Il rovescio, estremamente formale e ben poco artistico, riporta la legenda REGNANDO VITTORIO EMANUELE III DVCE DEL FASCISMO BENITO MVSSOLINI e le date ANNO MCMXXXI ERA DI CRISTO ANNO IX DELL’ERA DEI FASCI con in alto lo stemma sabaudo (già “ingabbiato” dai fasci littori) e in basso due rametti di quercia e d’ulivo.

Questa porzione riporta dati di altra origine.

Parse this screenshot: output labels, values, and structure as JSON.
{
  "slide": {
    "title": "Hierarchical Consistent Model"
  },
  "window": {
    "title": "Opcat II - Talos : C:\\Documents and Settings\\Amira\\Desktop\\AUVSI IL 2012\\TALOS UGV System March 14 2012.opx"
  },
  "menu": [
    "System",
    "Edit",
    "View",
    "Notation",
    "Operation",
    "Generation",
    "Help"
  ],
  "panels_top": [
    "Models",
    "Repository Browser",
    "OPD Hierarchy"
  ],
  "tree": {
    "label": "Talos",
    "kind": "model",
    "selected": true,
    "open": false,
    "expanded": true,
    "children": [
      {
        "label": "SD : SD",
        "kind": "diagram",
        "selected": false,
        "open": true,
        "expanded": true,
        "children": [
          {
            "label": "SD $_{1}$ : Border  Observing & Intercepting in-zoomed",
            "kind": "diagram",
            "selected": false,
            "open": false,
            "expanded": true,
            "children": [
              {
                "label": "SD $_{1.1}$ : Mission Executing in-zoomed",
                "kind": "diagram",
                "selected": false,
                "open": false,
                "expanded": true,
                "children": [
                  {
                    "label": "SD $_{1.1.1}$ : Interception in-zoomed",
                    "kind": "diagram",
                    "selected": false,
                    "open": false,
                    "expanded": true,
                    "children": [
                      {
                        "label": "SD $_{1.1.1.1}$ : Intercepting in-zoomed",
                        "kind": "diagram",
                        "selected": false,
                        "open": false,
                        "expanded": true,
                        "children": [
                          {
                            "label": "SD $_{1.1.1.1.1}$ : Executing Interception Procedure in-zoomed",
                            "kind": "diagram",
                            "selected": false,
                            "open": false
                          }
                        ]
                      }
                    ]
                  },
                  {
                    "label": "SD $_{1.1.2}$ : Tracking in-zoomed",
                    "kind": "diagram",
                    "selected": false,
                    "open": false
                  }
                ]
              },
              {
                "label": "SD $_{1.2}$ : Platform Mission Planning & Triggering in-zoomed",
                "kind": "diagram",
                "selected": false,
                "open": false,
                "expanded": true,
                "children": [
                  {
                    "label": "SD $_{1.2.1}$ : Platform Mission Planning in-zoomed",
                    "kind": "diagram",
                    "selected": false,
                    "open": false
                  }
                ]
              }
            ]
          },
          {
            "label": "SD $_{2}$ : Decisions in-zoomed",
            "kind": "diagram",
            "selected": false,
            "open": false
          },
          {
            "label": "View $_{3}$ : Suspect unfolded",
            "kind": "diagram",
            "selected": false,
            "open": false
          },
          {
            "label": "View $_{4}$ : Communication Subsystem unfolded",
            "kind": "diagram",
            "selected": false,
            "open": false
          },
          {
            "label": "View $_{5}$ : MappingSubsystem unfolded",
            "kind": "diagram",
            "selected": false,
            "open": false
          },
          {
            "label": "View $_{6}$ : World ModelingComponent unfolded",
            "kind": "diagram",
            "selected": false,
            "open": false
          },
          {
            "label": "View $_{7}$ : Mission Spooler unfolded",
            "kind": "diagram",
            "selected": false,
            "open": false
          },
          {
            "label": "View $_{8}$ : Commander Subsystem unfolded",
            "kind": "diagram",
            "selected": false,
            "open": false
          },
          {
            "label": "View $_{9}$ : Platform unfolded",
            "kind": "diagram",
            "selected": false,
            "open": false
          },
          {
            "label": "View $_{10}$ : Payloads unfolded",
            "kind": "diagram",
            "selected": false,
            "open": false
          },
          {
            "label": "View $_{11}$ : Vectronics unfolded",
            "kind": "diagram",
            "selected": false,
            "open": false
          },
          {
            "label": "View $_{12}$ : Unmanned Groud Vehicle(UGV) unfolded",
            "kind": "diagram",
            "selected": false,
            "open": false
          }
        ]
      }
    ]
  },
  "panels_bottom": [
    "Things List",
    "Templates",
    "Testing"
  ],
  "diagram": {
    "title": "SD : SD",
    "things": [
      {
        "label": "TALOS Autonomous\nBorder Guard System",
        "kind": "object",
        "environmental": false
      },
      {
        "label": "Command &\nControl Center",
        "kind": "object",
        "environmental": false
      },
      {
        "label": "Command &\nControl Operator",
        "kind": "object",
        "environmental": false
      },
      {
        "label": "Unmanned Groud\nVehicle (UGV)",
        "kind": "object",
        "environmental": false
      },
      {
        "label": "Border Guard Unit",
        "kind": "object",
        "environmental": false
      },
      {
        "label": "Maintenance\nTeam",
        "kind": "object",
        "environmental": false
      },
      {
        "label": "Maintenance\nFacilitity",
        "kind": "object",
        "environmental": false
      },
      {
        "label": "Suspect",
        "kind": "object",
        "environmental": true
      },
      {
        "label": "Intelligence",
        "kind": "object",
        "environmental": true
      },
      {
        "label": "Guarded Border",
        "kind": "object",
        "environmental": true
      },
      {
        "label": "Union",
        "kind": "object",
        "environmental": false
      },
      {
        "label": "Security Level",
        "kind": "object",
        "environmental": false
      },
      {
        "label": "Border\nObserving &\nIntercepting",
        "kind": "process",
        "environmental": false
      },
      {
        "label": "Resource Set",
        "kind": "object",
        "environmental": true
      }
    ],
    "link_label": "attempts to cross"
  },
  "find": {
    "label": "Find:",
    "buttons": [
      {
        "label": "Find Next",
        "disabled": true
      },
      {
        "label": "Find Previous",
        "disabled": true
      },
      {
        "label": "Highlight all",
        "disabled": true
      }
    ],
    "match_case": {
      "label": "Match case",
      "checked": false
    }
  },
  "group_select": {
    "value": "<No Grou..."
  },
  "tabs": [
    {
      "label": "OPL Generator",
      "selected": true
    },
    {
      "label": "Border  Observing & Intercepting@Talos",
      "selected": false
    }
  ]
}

Il dritto, invece, sebbene due grandi fasci in esergo ribadiscano i meriti del regime nel completamento dell’opera, è occupato da un’invenzione artistica a dir poco geniale: i cinque fornici monumentali di ingresso dei binari sono, di fatto, l’unico elemento modellato in forte rilievo; viceversa l’intreccio delle rotaie, le facciate di testa, il profilo dell’edificio e quello del duomo di Milano vengono delineati dal Crippa come una delicata trama dal rilievo appena accennato.
Ne scaturisce una medaglia non certo immediata, ma indubbiamente modernissima e dalla spiccata “personalità” che, ancora oggi, suscita meraviglia fra i collezionisti come suscita stupore, ogni volta, entrare sotto quelle arcate così maestose che hanno segnato l’inizio e la fine di innumerevoli viaggi.
Per l’inaugurazione del 1931 vide la luce anche una seconda medaglia: stavolta si tratta di un “souvenir” con cambretta e anello portativo sul cui dritto è raffigurata la facciata della stazione verso l’attuale piazza Duca d’Aosta con la legenda NVOVA STAZIONE DI MILANO; al rovescio lo stemma Savoia, i fasci, le date e i nomi del re e del duce. Coniata nel diametro di 32 millimetri, in bronzo argentato, non è firmata ma non è improbabile che, al pari della prestigiosa “sorella maggiore”, anche questa coniazione sia uscita dal bulino di Emilio Crippa e dalle presse della storica ditta Johnson.